Friday, 6 May 2011

my encounter with self

Sitting in the open place and having close and in-depth encounter with self is an overwhelming journey. All of us do it, at times the shallow encounters takes place and the other time we dive in deep.
It’s well said by someone "to get the best pearl you will have to dive into the deeper depths of the sea".
Yesterday I tried to know the whereabouts and nitty gritties of my attitude, am I stable in it. I have a positive attitude but I have found myself making negative assumptions as well at times. I have been judgmental and many a times it leaded to negativity. Reasons may be as many as I want for my escape. To run away from the truth is not the purpose. So, the only reason I find is Me and Attitude.
"The longer I live, the more I realize the impact of attitude, to me, is more important than facts.
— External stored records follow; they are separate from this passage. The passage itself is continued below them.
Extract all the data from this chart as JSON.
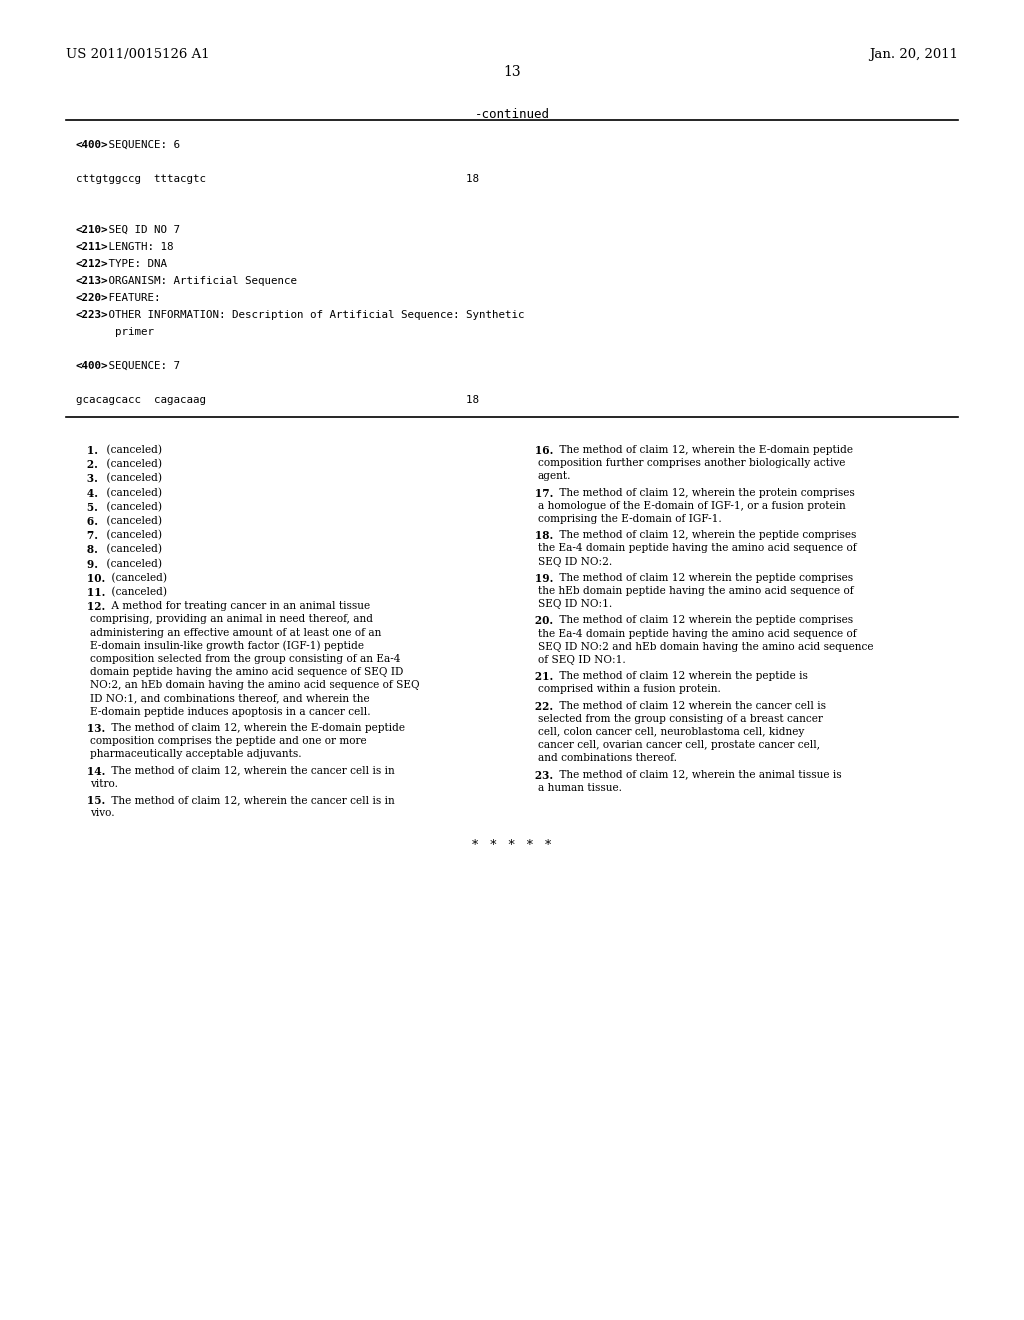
{
  "bg_color": "#ffffff",
  "header_left": "US 2011/0015126 A1",
  "header_right": "Jan. 20, 2011",
  "page_number": "13",
  "continued_label": "-continued",
  "seq_block_lines": [
    {
      "bold_part": "<400>",
      "rest": " SEQUENCE: 6",
      "type": "tag"
    },
    {
      "bold_part": "",
      "rest": "",
      "type": "blank"
    },
    {
      "bold_part": "",
      "rest": "cttgtggccg  tttacgtc                                        18",
      "type": "plain"
    },
    {
      "bold_part": "",
      "rest": "",
      "type": "blank"
    },
    {
      "bold_part": "",
      "rest": "",
      "type": "blank"
    },
    {
      "bold_part": "<210>",
      "rest": " SEQ ID NO 7",
      "type": "tag"
    },
    {
      "bold_part": "<211>",
      "rest": " LENGTH: 18",
      "type": "tag"
    },
    {
      "bold_part": "<212>",
      "rest": " TYPE: DNA",
      "type": "tag"
    },
    {
      "bold_part": "<213>",
      "rest": " ORGANISM: Artificial Sequence",
      "type": "tag"
    },
    {
      "bold_part": "<220>",
      "rest": " FEATURE:",
      "type": "tag"
    },
    {
      "bold_part": "<223>",
      "rest": " OTHER INFORMATION: Description of Artificial Sequence: Synthetic",
      "type": "tag"
    },
    {
      "bold_part": "",
      "rest": "      primer",
      "type": "plain"
    },
    {
      "bold_part": "",
      "rest": "",
      "type": "blank"
    },
    {
      "bold_part": "<400>",
      "rest": " SEQUENCE: 7",
      "type": "tag"
    },
    {
      "bold_part": "",
      "rest": "",
      "type": "blank"
    },
    {
      "bold_part": "",
      "rest": "gcacagcacc  cagacaag                                        18",
      "type": "plain"
    }
  ],
  "left_claims": [
    {
      "num": "1",
      "text": "(canceled)",
      "simple": true
    },
    {
      "num": "2",
      "text": "(canceled)",
      "simple": true
    },
    {
      "num": "3",
      "text": "(canceled)",
      "simple": true
    },
    {
      "num": "4",
      "text": "(canceled)",
      "simple": true
    },
    {
      "num": "5",
      "text": "(canceled)",
      "simple": true
    },
    {
      "num": "6",
      "text": "(canceled)",
      "simple": true
    },
    {
      "num": "7",
      "text": "(canceled)",
      "simple": true
    },
    {
      "num": "8",
      "text": "(canceled)",
      "simple": true
    },
    {
      "num": "9",
      "text": "(canceled)",
      "simple": true
    },
    {
      "num": "10",
      "text": "(canceled)",
      "simple": true
    },
    {
      "num": "11",
      "text": "(canceled)",
      "simple": true
    },
    {
      "num": "12",
      "text": "A method for treating cancer in an animal tissue comprising, providing an animal in need thereof, and administering an effective amount of at least one of an E-domain insulin-like growth factor (IGF-1) peptide composition selected from the group consisting of an Ea-4 domain peptide having the amino acid sequence of SEQ ID NO:2, an hEb domain having the amino acid sequence of SEQ ID NO:1, and combinations thereof, and wherein the E-domain peptide induces apoptosis in a cancer cell.",
      "simple": false
    },
    {
      "num": "13",
      "text": "The method of claim 12, wherein the E-domain peptide composition comprises the peptide and one or more pharmaceutically acceptable adjuvants.",
      "simple": false
    },
    {
      "num": "14",
      "text": "The method of claim 12, wherein the cancer cell is in vitro.",
      "simple": false
    },
    {
      "num": "15",
      "text": "The method of claim 12, wherein the cancer cell is in vivo.",
      "simple": false
    }
  ],
  "right_claims": [
    {
      "num": "16",
      "text": "The method of claim 12, wherein the E-domain peptide composition further comprises another biologically active agent.",
      "simple": false
    },
    {
      "num": "17",
      "text": "The method of claim 12, wherein the protein comprises a homologue of the E-domain of IGF-1, or a fusion protein comprising the E-domain of IGF-1.",
      "simple": false
    },
    {
      "num": "18",
      "text": "The method of claim 12, wherein the peptide comprises the Ea-4 domain peptide having the amino acid sequence of SEQ ID NO:2.",
      "simple": false
    },
    {
      "num": "19",
      "text": "The method of claim 12 wherein the peptide comprises the hEb domain peptide having the amino acid sequence of SEQ ID NO:1.",
      "simple": false
    },
    {
      "num": "20",
      "text": "The method of claim 12 wherein the peptide comprises the Ea-4 domain peptide having the amino acid sequence of SEQ ID NO:2 and hEb domain having the amino acid sequence of SEQ ID NO:1.",
      "simple": false
    },
    {
      "num": "21",
      "text": "The method of claim 12 wherein the peptide is comprised within a fusion protein.",
      "simple": false
    },
    {
      "num": "22",
      "text": "The method of claim 12 wherein the cancer cell is selected from the group consisting of a breast cancer cell, colon cancer cell, neuroblastoma cell, kidney cancer cell, ovarian cancer cell, prostate cancer cell, and combinations thereof.",
      "simple": false
    },
    {
      "num": "23",
      "text": "The method of claim 12, wherein the animal tissue is a human tissue.",
      "simple": false
    }
  ],
  "stars": "*   *   *   *   *"
}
It is more important than the past, than education, than money, than circumstances, than failures, than the succeses, than what other people think or say or do. It will make or break a company...a church ....a home. The remarkable thing is we have the choice everyday regarding the attitude we will embrace for that day .We cannot change our past ....we cannot change the inevitable. The only thing we can do is play on the one thing that is our attitude....I am convinced that life is 10% what happens to me and 90% how I react to it. We are in charge of our attitudes".
-Charles Swindoll
I agree to it as well, it’s all in my hands, but where is the key to remain stable and show the right attitude at the right place, to the right person, in the right manner and right quantity.
The answer is with me... and probably the answer is ME.....as well. Now the query arises, me being the sum of parts of the physical, biological and social....I get effected as well as at times affected by any of these .I want to know my competence to know myself well and find a pathway to seek the force working inside me and moving towards self actualization.
But if I feel offended or bad and still I am positive or assertive then I am façade…. Then I am being artificial. How can I disrespect my emotions?? Until and unless I respect my emotions no one else is going to value them. So, I reach to the answer that the very first step is understanding what I am feeling…. Then what I want…after getting the answer the further step will be what I have to do now or how to behave? Just be true….original but try to respond rather than reacting.
Later on the process of self feedback and feedback by others takes place…and here the gist of the happiness lies ….as what I did? Was I right? Am I satisfied? Did I hurt someone? And so many other questions….
At the end of the day I want mental peace and self satisfaction...
Talking to self is interesting and maybe I m not too good in expressing it as it’s for the first time I am doing it… hope I m not ambiguous in expressions!!!!